From the Guidelines
An obstructed femoral hernia requires immediate surgical intervention to prevent complications such as bowel ischemia, perforation, and peritonitis, and the patient should be prepared for emergency surgery after initial stabilization with IV fluids, pain management, and antibiotics. The preferred surgical approach is typically a low inguinal (McEvedy) or infrainguinal approach, allowing access to the femoral canal from above 1. During surgery, the constricting femoral ring is divided, the hernia contents are examined for viability, and non-viable tissue is resected with primary anastomosis if needed.
Key Considerations
- The hernia is then repaired using either a tissue repair or mesh technique, though mesh may be avoided if bowel resection was necessary due to infection risk 1.
- Postoperatively, patients require pain control, early mobilization, and gradual diet advancement.
- Femoral hernias occur more commonly in women and have a high risk of strangulation due to the narrow, rigid femoral ring.

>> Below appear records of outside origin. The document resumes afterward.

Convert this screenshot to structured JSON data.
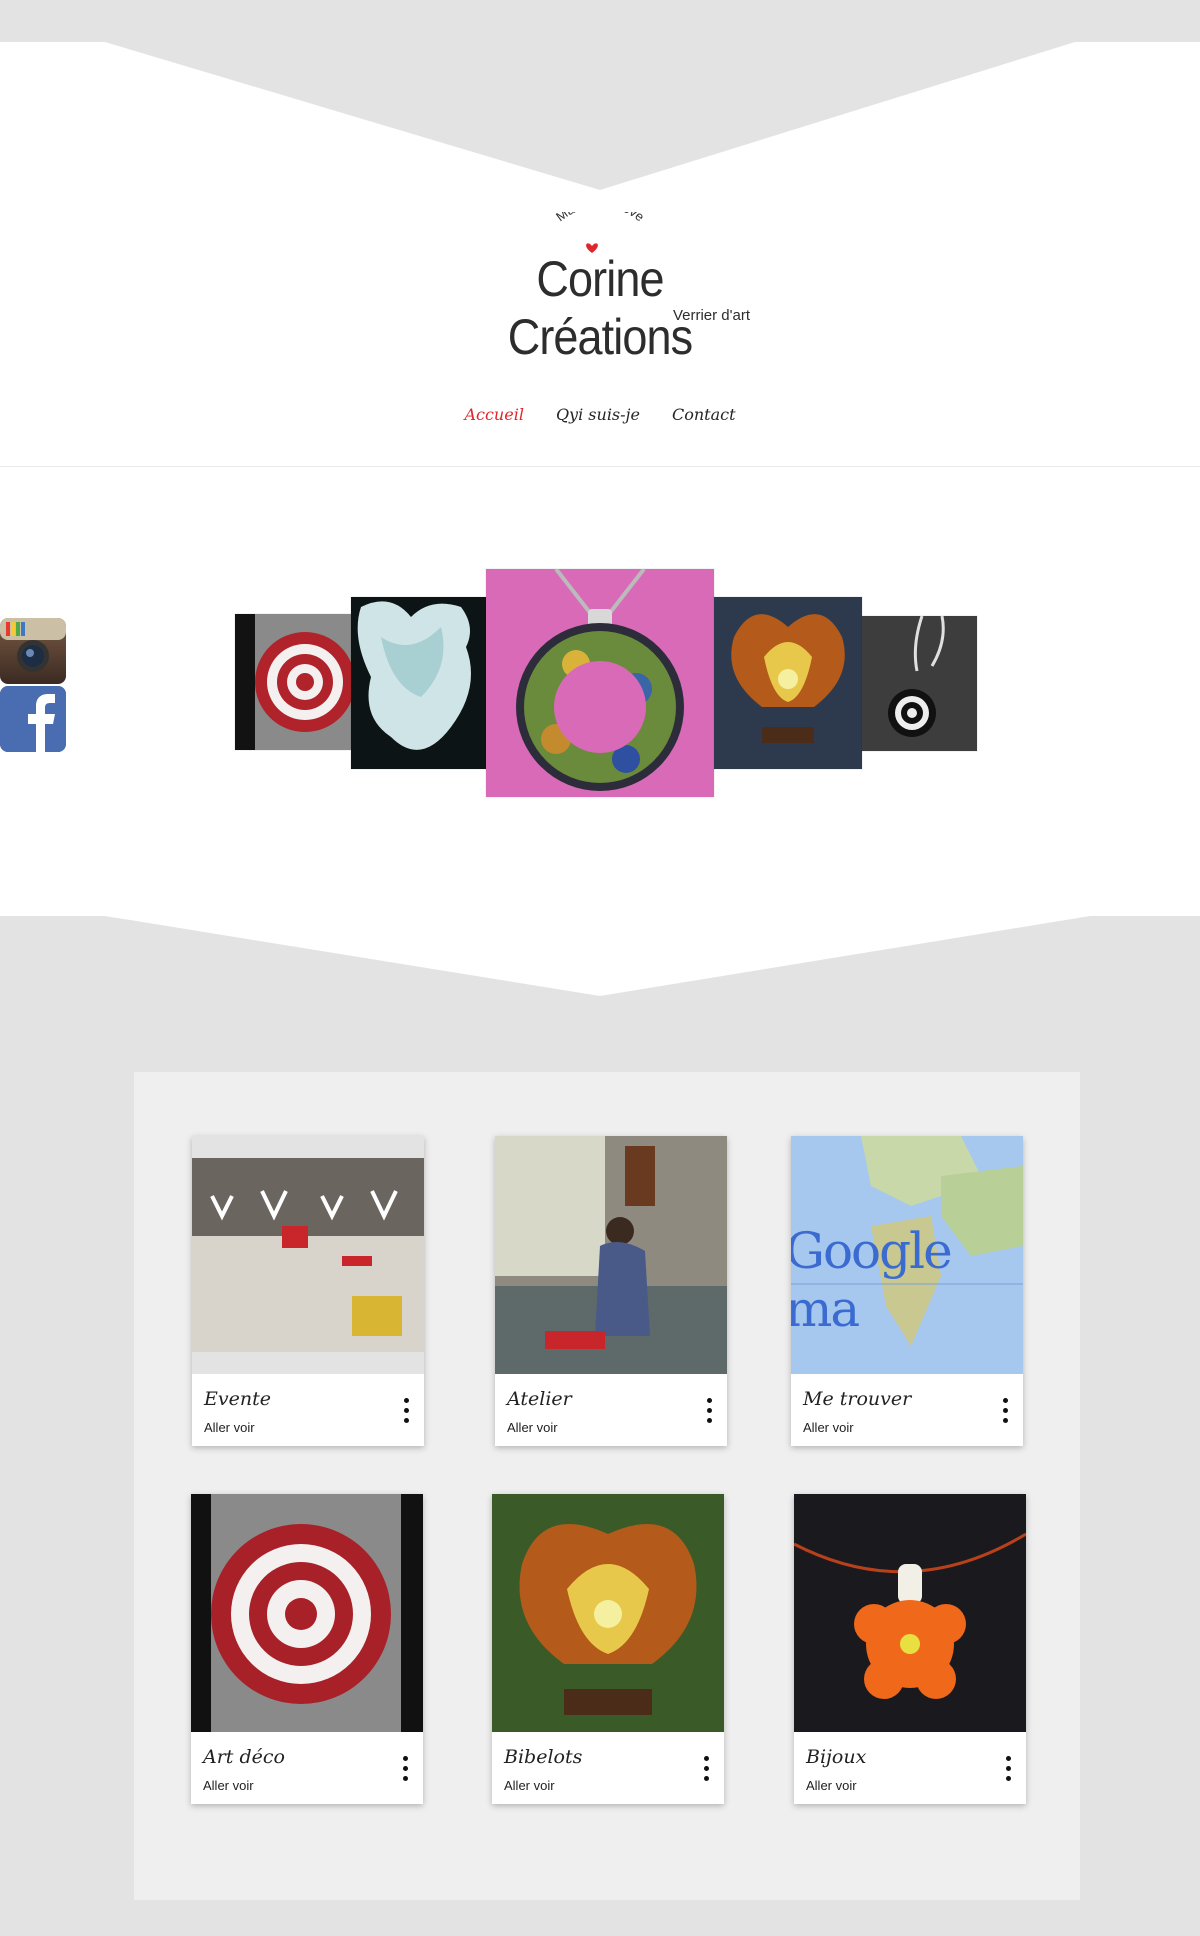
{
  "logo": {
    "tagline": "Made with love",
    "name": "Corine Créations",
    "subtitle": "Verrier d'art"
  },
  "nav": [
    {
      "label": "Accueil",
      "active": true
    },
    {
      "label": "Qyi suis-je",
      "active": false
    },
    {
      "label": "Contact",
      "active": false
    }
  ],
  "social": [
    {
      "icon": "instagram-icon"
    },
    {
      "icon": "facebook-icon"
    }
  ],
  "cards": [
    {
      "title": "Evente",
      "link": "Aller voir"
    },
    {
      "title": "Atelier",
      "link": "Aller voir"
    },
    {
      "title": "Me trouver",
      "link": "Aller voir"
    },
    {
      "title": "Art déco",
      "link": "Aller voir"
    },
    {
      "title": "Bibelots",
      "link": "Aller voir"
    },
    {
      "title": "Bijoux",
      "link": "Aller voir"
    }
  ],
  "map_text": "Google ma",
  "colors": {
    "accent": "#e0252b",
    "header_bg": "#e4e3e4",
    "panel_bg": "#efefef"
  }
}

- The mortality rate for emergency femoral hernia repair with bowel resection can reach 15%, highlighting the importance of prompt diagnosis and treatment to prevent complications 1.
Predictive Factors
- Systemic inflammatory response syndrome (SIRS), contrast-enhanced CT findings, as well as lactate, serum creatinine phosphokinase (CPK), and D-dimer levels are predictive of bowel strangulation 1.
- Elevated D-dimer levels measured upon admission were found to correlate strongly with intestinal ischaemia 1.

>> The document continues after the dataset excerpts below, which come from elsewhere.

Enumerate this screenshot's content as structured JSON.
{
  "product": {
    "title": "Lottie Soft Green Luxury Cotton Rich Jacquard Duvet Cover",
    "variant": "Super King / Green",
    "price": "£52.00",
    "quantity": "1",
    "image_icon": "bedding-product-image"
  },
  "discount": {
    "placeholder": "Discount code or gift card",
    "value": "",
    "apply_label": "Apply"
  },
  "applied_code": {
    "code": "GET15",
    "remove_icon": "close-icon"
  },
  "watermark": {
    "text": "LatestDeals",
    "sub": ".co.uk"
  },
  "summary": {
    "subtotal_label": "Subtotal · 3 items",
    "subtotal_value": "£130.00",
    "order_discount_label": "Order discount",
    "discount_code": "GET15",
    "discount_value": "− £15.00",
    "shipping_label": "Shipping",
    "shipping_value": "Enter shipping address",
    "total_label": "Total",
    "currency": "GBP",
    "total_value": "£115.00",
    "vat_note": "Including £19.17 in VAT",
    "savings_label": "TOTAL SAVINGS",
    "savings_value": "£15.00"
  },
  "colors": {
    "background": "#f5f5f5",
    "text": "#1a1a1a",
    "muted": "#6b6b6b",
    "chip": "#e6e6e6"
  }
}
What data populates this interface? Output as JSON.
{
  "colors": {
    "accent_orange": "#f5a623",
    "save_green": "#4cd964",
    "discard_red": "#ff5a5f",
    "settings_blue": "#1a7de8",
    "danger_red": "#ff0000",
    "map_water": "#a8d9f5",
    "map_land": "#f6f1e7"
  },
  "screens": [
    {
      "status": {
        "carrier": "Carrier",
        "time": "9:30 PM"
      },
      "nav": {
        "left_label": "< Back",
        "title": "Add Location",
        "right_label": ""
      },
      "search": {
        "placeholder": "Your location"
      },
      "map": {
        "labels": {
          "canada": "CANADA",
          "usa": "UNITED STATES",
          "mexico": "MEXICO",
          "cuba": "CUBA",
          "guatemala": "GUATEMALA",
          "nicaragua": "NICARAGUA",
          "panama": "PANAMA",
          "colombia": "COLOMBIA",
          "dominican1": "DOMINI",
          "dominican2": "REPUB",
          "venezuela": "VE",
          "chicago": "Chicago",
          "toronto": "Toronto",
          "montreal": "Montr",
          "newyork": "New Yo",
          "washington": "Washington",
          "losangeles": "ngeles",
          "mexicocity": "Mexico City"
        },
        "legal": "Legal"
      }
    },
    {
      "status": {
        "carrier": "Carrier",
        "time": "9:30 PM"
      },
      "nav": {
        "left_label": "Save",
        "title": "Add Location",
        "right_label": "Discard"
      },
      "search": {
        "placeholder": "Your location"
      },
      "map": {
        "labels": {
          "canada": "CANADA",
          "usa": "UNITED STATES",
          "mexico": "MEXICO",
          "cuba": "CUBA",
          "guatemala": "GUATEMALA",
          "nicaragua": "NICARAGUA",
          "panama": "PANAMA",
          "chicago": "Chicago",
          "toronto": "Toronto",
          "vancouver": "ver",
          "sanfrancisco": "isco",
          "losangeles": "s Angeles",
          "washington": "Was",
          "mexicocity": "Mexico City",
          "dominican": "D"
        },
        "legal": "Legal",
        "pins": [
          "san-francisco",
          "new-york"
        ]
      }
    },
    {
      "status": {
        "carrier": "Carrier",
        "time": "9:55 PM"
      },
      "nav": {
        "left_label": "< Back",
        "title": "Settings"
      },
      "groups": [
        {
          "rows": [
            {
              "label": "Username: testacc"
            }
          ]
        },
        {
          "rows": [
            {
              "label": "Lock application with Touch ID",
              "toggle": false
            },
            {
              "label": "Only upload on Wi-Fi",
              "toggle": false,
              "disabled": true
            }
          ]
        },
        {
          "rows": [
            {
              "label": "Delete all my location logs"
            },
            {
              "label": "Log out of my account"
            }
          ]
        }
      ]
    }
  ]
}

- An arterial blood lactate level of 2.0 mmol/L or greater was a useful predictor of non-viable bowel strangulation 1.
Surgical Approach
- The use of a synthetic mesh in emergency prosthetic repair can be performed without any increase in 30-day wound-related morbidity and is associated with a significant lower risk of recurrence, regardless of the size of hernia defect 1.
From the Research
Obstructed Femoral Hernia
- An obstructed femoral hernia is a serious condition that can lead to bowel obstruction or strangulation, requiring emergency surgery 2.
- Femoral hernias account for 2% to 4% of groin hernias and are more common in women, with a higher risk of strangulation and bowel obstruction 2.

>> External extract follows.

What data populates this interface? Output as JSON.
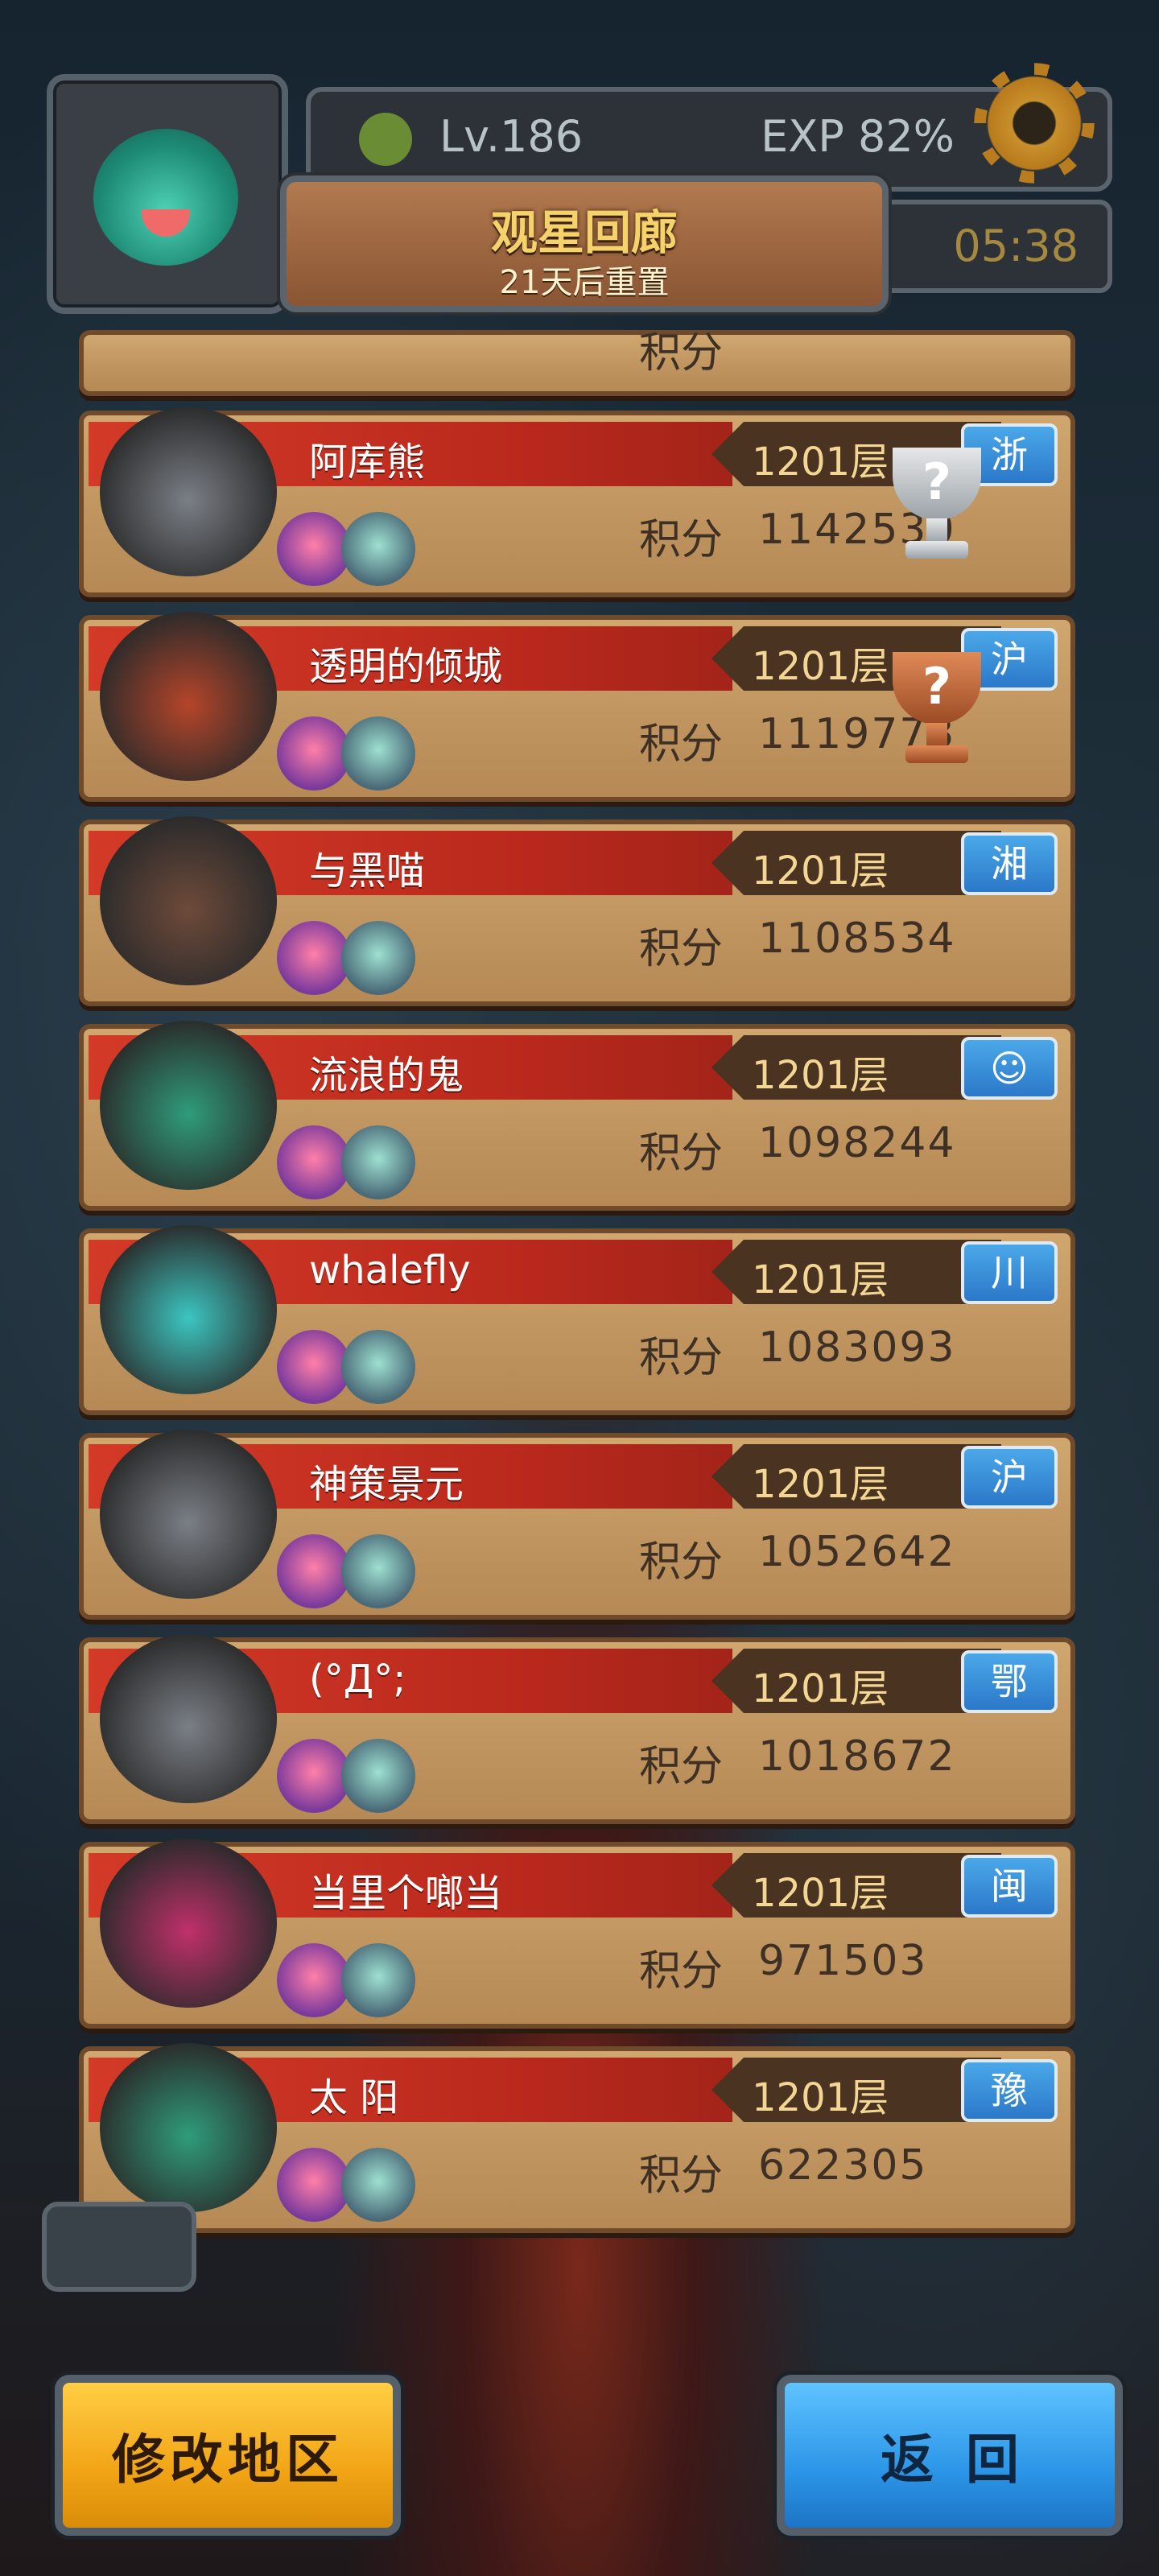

- The symptoms of an obstructed femoral hernia can be non-specific, making diagnosis challenging, but may include abdominal pain, nausea, vomiting, and generalized tenderness and distention 2.
Diagnostic Challenges
- Obturator hernias, which can coexist with femoral hernias, are notorious for their diagnostic difficulty, often presenting with subtle signs such as medial thigh pain and no palpable lump 3, 4.
- Preoperative CT imaging can be helpful in diagnosing obstructed femoral hernias, but may not always correlate with operative findings, emphasizing the need for a high index of suspicion and early surgical intervention 3, 2.
Treatment and Outcomes
- Early surgical intervention is critical in the treatment of obstructed femoral hernias, with a significant reduction in morbidity and mortality achievable through prompt referral, quick preoperative workup, and urgent operation 5, 6.
- The length of hospital stay and overall morbidity and mortality rates are significantly higher for patients with bowel obstruction secondary to femoral hernia compared to those without bowel obstruction 5.
- Factors such as oral anticoagulant intake and a duration of symptoms longer than 3 days are associated with an increased risk of intestinal ischemia in patients with incarcerated femoral hernia 6.